It was part Olympic Conference opener, and part South Jersey Jazz AAU intra-squad scrimmage.

For Shumeek Scott, it was all that and something else that was extra special: a chance to play in the first game of the season.

"This is the first time I ever played in the first game of the season in high school," Scott said after leading Eastern to a pulse-pounding, 64-63 victory over Cherokee last night in the Chiefs' gymnasium.

Scott scored 24 points and made both ends of a one-and-one from the free-throw line with eight seconds left on the clock to finish the Vikings' dramatic rally from a game-long deficit.

"No doubt," Scott said of his free throws, although he quickly admitted to a few anxious moments when his first attempt rattled around the rim, hit the backboard, and dropped through.

"It looked like it was coming out," Scott of his first shot.

Scott's clutch free throws were a fitting finish since the burly 6-foot-2 senior swingman dominated the fourth quarter.
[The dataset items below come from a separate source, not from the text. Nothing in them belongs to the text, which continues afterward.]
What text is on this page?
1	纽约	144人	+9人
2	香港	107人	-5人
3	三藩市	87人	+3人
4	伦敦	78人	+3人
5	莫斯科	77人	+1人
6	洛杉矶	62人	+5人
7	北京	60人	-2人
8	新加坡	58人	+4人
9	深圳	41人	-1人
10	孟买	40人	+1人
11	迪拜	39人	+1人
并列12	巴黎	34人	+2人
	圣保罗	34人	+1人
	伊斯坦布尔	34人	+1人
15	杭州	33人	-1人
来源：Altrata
Using his rare combination of strength and quickness, Scott scored 13 points in the final eight minutes, including a stretch of nine in a row for the Vikings.

"Shumeek took over the game," Cherokee coach Ron Powell said.

Senior guard Bobby Harris added 18 points, including a couple of big-time buckets in the fourth quarter, and junior forward Kyle Jose added 11 points as Eastern battled back from deficits that ranged from 14-2 after four minutes to 37-26 at halftime.

The victory had extra meaning for Scott and Harris since they have played the last couple of summers on the South Jersey Jazz AAU team with Cherokee athletes Ronson Quick and Nelson Torres, among others.

Quick's father, former Eagles wide receiver Mike Quick, greeted Harris' father, Bob, before the game. The two men had spent much of the summer together traveling with the AAU team, which Harris coached.

It was a big night for Jazz players as Scott, Harris, Quick (18) and Torres (16) combined for 76 points. But the Eastern guys finished with the upper hand, thanks to Scott's big fourth quarter and dramatic free throws.

"Bragging rights," Scott said.

Scott's big performance was especially gratifying, as the athlete was unable to make an impact at the start of the season earlier in his career.

As a sophomore at Gloucester Catholic, Scott didn't play in the opener because of injuries and wasn't a big factor for the Rams until the latter part of the season.

Last season, after transferring to Eastern, Scott sat out the first 30 days of the season because of NJSIAA rules.

"That was tough," Scott said. "It was hard for me to leave Gloucester Catholic. I felt like I had family there."

Eastern coach Joe Murphy said Scott never really caught up after sitting out the first month last season.

"It was frustrating for him," Murphy said. "He never really got in a rhythm after sitting out the first 30 days. It really wasn't until the end of the season that he was playing his best basketball."

Powell called Scott "one of the best players in the conference," and noted the difficulty in defending an athlete who can muscle smaller players and burst past taller players.

Scott did plenty of both in the second half. He scored 19 of his points after intermission, most on put-backs, spin moves and hard drives to the basket.

Cherokee went in front, 63-62, when sophomore Bryan Cooper took a perfect inbounds pass from Christian Jordan and made a layup with 9.3 seconds on the clock.

After a time-out, Eastern's Mike Newman raced down the court and fed Scott, who barreled to the basket and drew a foul at the 0:08 mark.

"Routine, just like practice," Scott said of his free throws.

It was a lot more dramatic than that, as Shumeek Scott finally figured about what he's been missing on these opening nights.